Closed Bug 1310554 Opened 5 years ago Closed 5 years ago

updateChildIndex in PlacesSyncUtils is extremely inefficient

Categories

(Firefox :: Sync, defect, P1)

defect

Tracking

()

RESOLVED FIXED
Firefox 52
Tracking Status
firefox50 --- unaffected
firefox51 --- fixed
firefox52 --- fixed

People

(Reporter: markh, Assigned: lina)

References

Details

Attachments

(1 file, 1 obsolete file)

If you have 10000 bookmarks in a single folder, applying those records takes many hours, during which Firefox is completely unresponsive.
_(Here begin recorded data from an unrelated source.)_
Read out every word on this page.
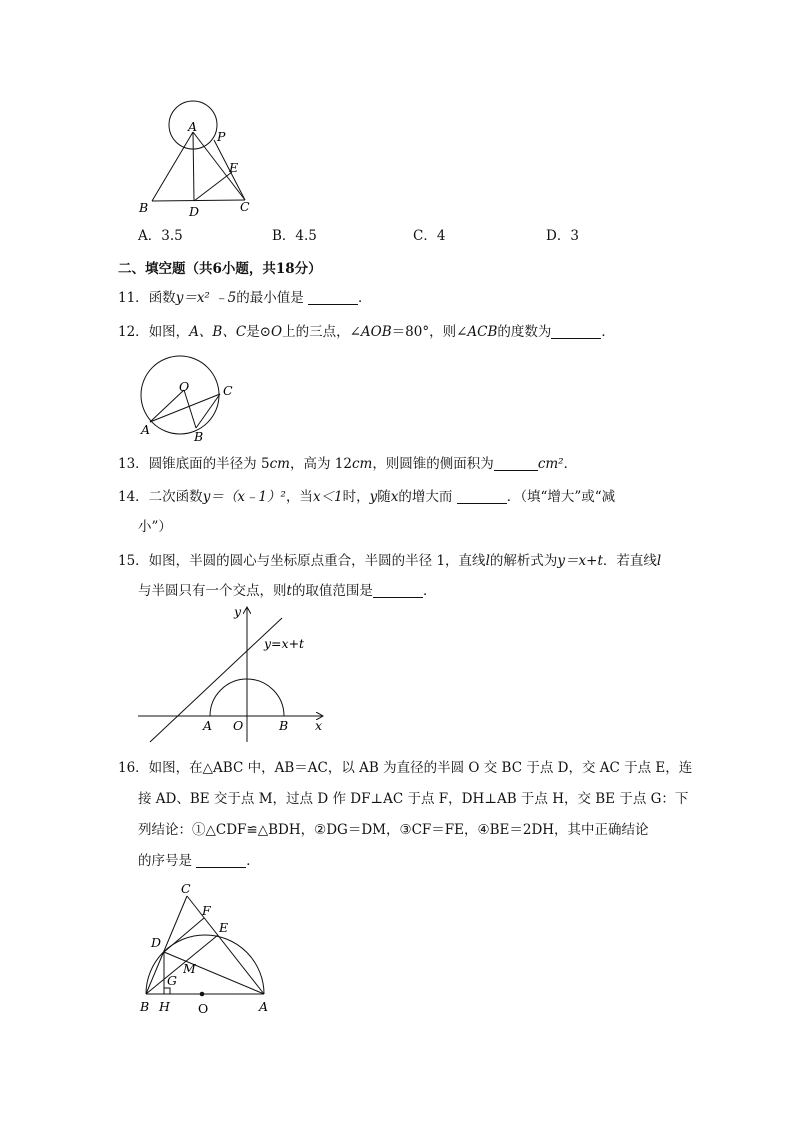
A
P
E
B	D	C
A．3.5	B．4.5	C．4	D．3
二、填空题（共6小题，共18分）
11．函数y＝x² ﹣5的最小值是	．
12．如图，A、B、C是⊙O上的三点，∠AOB＝80°，则∠ACB的度数为	．
O	C
A	B
13．圆锥底面的半径为 5cm，高为 12cm，则圆锥的侧面积为	cm²．
14．二次函数y＝（x﹣1）²，当x＜1时，y随x的增大而	．（填“增大”或“减
小”）
15．如图，半圆的圆心与坐标原点重合，半圆的半径 1，直线l的解析式为y＝x+t．若直线l
与半圆只有一个交点，则t的取值范围是	．
y
y=x+t
A O	B x
16．如图，在△ABC 中，AB＝AC，以 AB 为直径的半圆 O 交 BC 于点 D，交 AC 于点 E，连
接 AD、BE 交于点 M，过点 D 作 DF⊥AC 于点 F，DH⊥AB 于点 H，交 BE 于点 G：下
列结论：①△CDF≌△BDH，②DG＝DM，③CF＝FE，④BE＝2DH，其中正确结论
的序号是	．
C
F
E
D
M
G
B H O	A
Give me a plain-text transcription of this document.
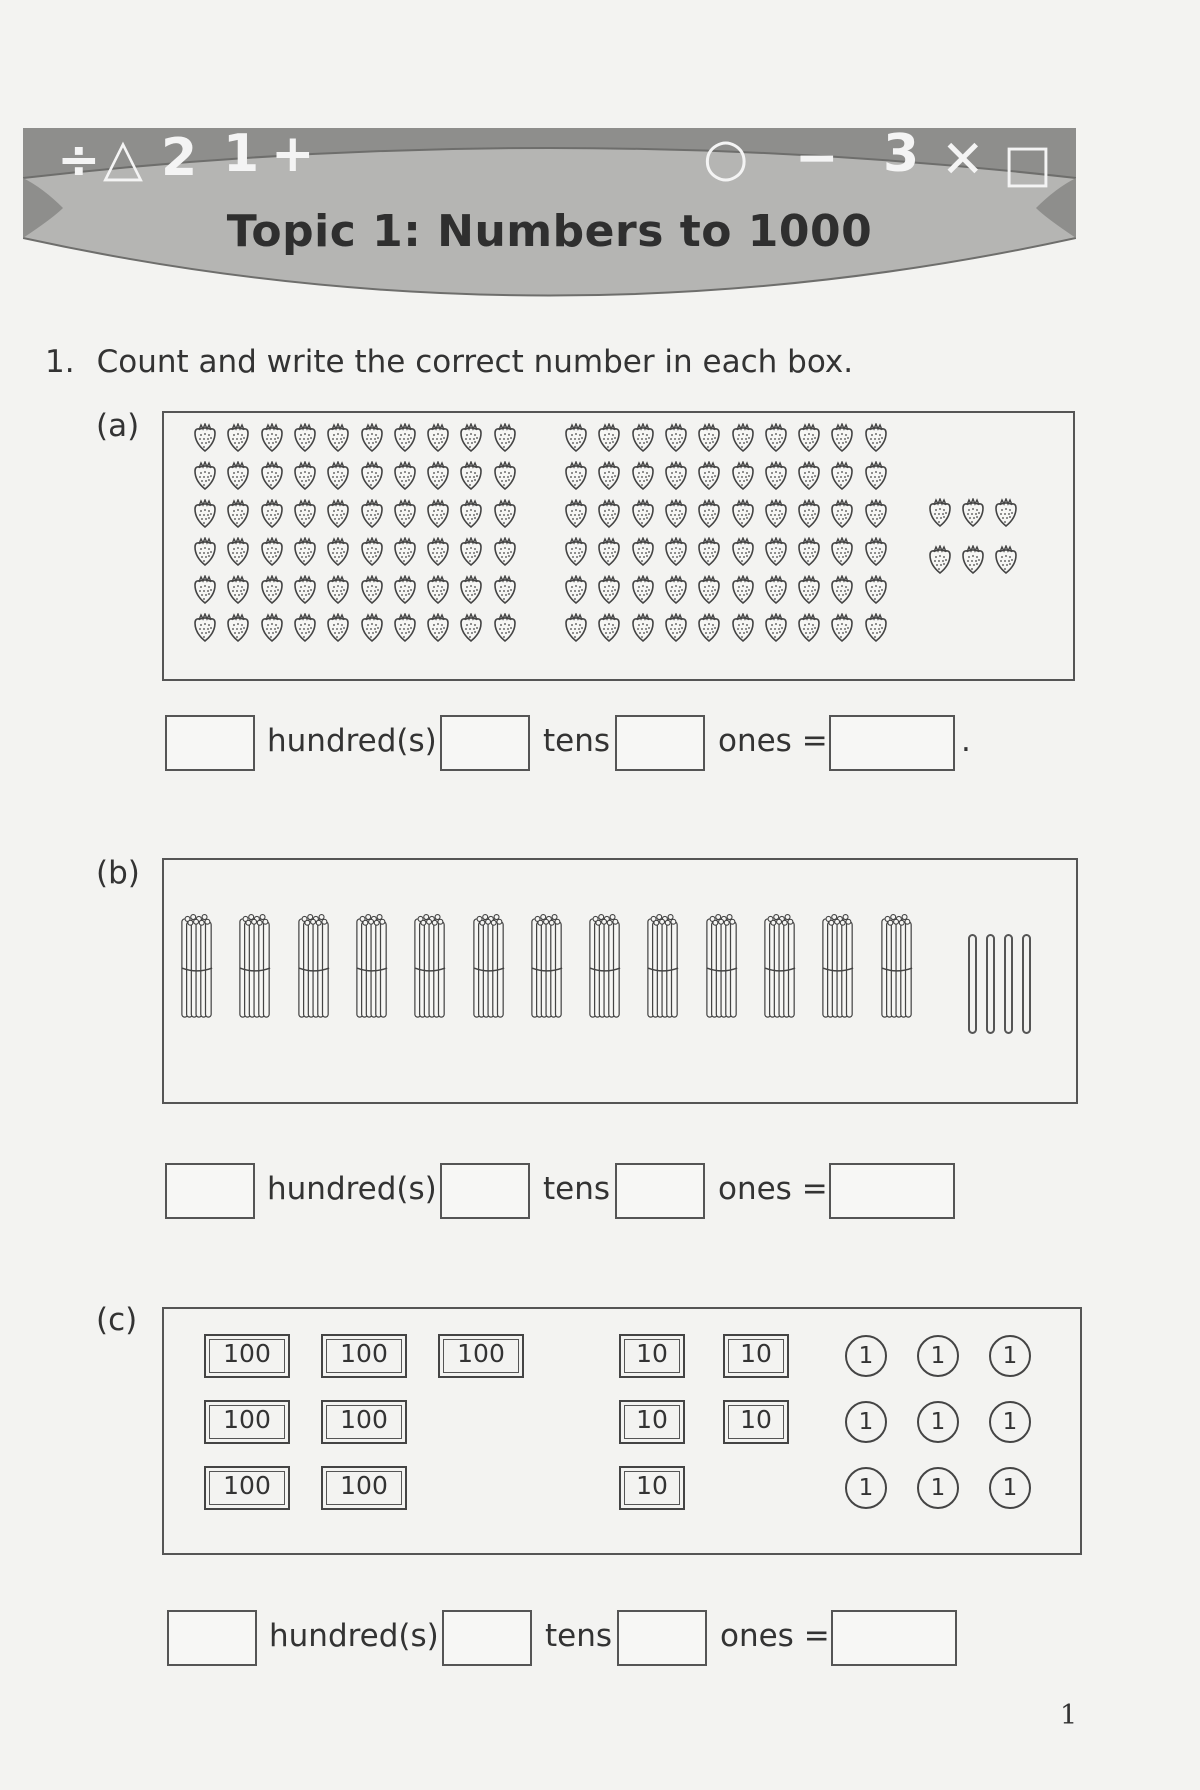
÷ △ 2 1 +	○ − 3 ✕ □
Topic 1: Numbers to 1000
1. Count and write the correct number in each box.
(a)
hundred(s)	tens	ones =	.
(b)
hundred(s)	tens	ones =
(c)
100	100	100
100	100
100	100
10	10
10	10
10
1	1	1
1	1	1
1	1	1
hundred(s)	tens	ones =
1
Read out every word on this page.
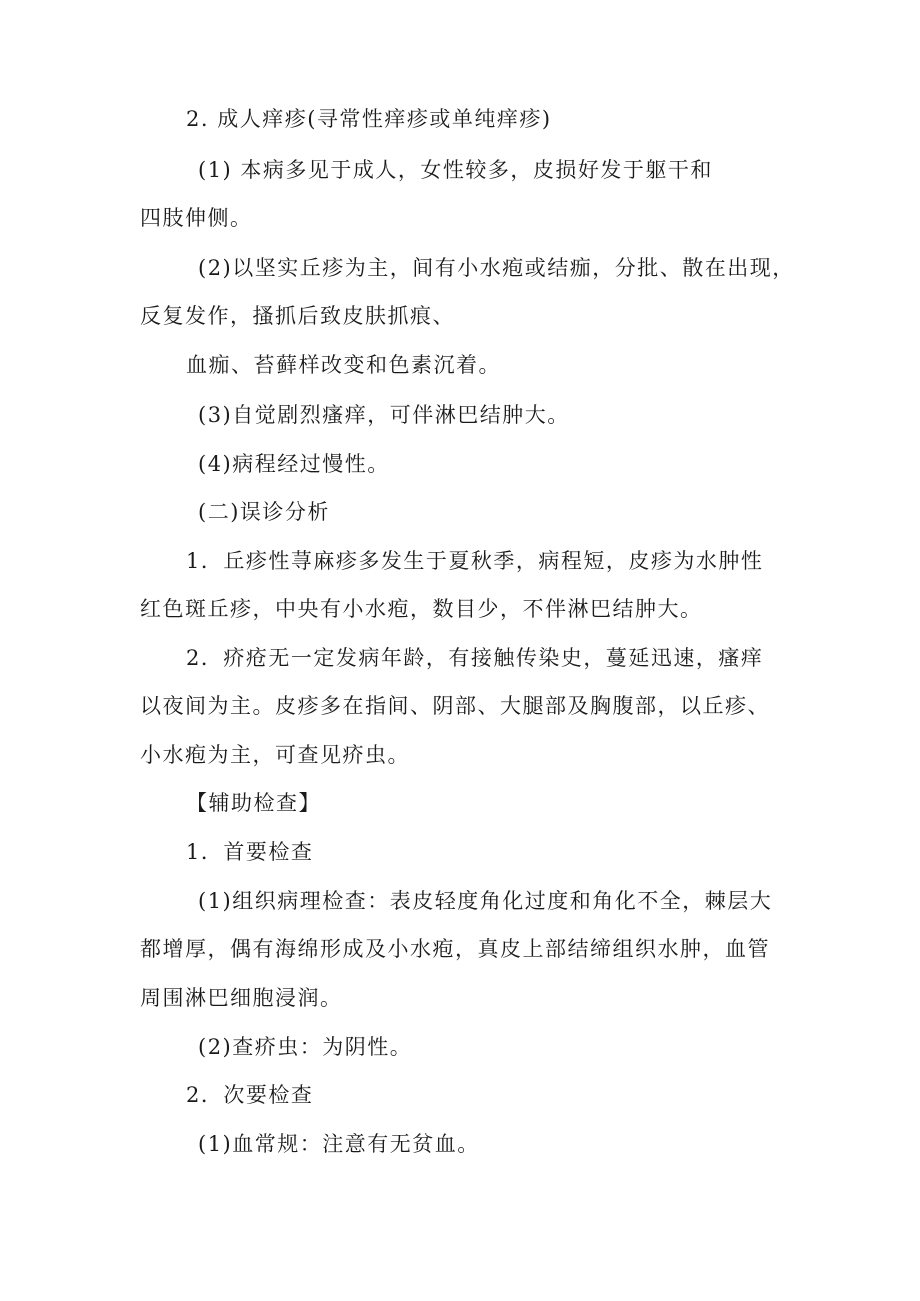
2. 成人痒疹(寻常性痒疹或单纯痒疹)
(1) 本病多见于成人，女性较多，皮损好发于躯干和
四肢伸侧。
(2)以坚实丘疹为主，间有小水疱或结痂，分批、散在出现，
反复发作，搔抓后致皮肤抓痕、
血痂、苔藓样改变和色素沉着。
(3)自觉剧烈瘙痒，可伴淋巴结肿大。
(4)病程经过慢性。
(二)误诊分析
1．丘疹性荨麻疹多发生于夏秋季，病程短，皮疹为水肿性
红色斑丘疹，中央有小水疱，数目少，不伴淋巴结肿大。
2．疥疮无一定发病年龄，有接触传染史，蔓延迅速，瘙痒
以夜间为主。皮疹多在指间、阴部、大腿部及胸腹部，以丘疹、
小水疱为主，可查见疥虫。
【辅助检查】
1．首要检查
(1)组织病理检查：表皮轻度角化过度和角化不全，棘层大
都增厚，偶有海绵形成及小水疱，真皮上部结缔组织水肿，血管
周围淋巴细胞浸润。
(2)查疥虫：为阴性。
2．次要检查
(1)血常规：注意有无贫血。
Instrumenting PlacesSyncUtils shows this is called 10000 times, with each call taking around 5-10 seconds.
n^3 FTL. :-(
Assignee: nobody → kcambridge
Status: NEW → ASSIGNED
Priority: -- → P1
Comment on attachment 8801913 [details]
Bug 1310554 - Improve `PlacesSyncUtils.bookmarks.reorder` performance.

https://reviewboard.mozilla.org/r/86510/#review85442

Apart from the temp table name (which may not even be an actual issue), this looks great to me. I'll r+ it now regardless, as Mak's r+ is the one you care about ;)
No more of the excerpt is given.